The Daily Dish

Putting the Climate Heat on Congress

Yesterday the Supreme Court of the United States (SCOTUS) released its decision in West Virginia v. EPA, ruling that the Environmental Protection Agency (EPA) lacked the authority for broad regulations of greenhouse gas emissions from power plants. As detailed in a new insight by Dan Bosch (see the thumbnail version here), the issue was the Obama-era Clean Power Plan (CPP) and its approach to regulating greenhouse gas emissions using authority under the Clean Air Act (CAA).

The CAA’s authority requires EPA to set the Best System of Emissions Reduction (BSER) for specific pollutants from specific sources (such as a power plant). That authority has been used by EPA to dictate the best way to make each plant operate more cleanly. The CPP was more aggressive, however, as over the long haul it was not possible to make fossil fuel-fired plants clean enough. Instead, the BSER was actually to close plants, transitioning from coal to natural gas-fired plants and then to renewables.

That did not fly with SCOTUS. As Bosch puts it: “In writing the majority opinion, Chief Justice John Roberts held that the rule went beyond what Congress intended in the CAA. He based his reasoning on the fact that the rule had such massive economic implications – overhauling the mix of the nation’s electricity supply – and departed from agency norms to such a degree that it required significant scrutiny as to whether Congress had granted such authority. The chief justice applied the ‘major questions doctrine,’ a court precedent whereby in claiming authority on a policy with major ‘economic or political importance’ an ‘agency must point to “clear congressional authorization.”’ The Court found no such authority to justify EPA’s broad reconfiguring of the country’s electricity generation sector.”

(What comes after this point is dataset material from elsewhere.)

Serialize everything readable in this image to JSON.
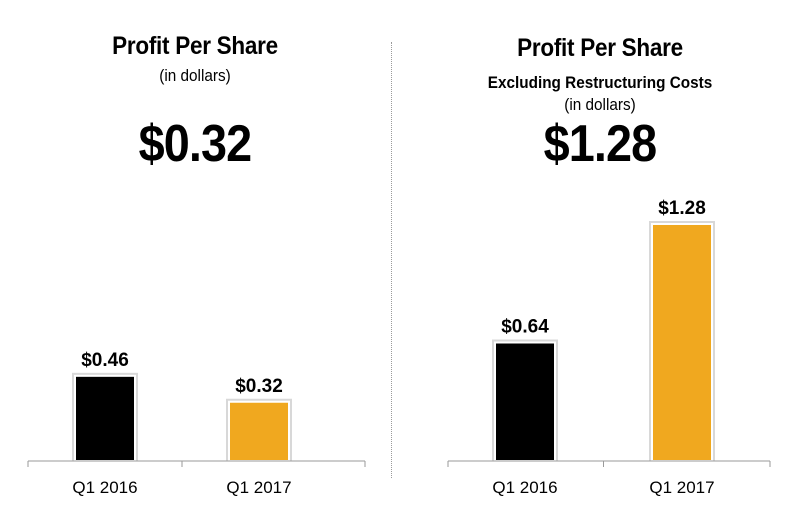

The ruling obviously requires a rethink of emissions strategies at EPA. It will also likely rein in overreach in the rules of other agencies. But the most direct implication of the ruling is to put the spotlight on Congress in developing a strategy to reduce greenhouse gas emissions. This is also an opportunity, as Congress could craft a bipartisan policy that relies on market-based mechanisms, such as carbon pricing, that research has shown is far more efficient than regulations like the CPP.

Some people will argue that Congress is too beset by partisan divide to accomplish such a task. But perhaps Congress has had the luxury of being partisan and divided because it has not been forced to do its job.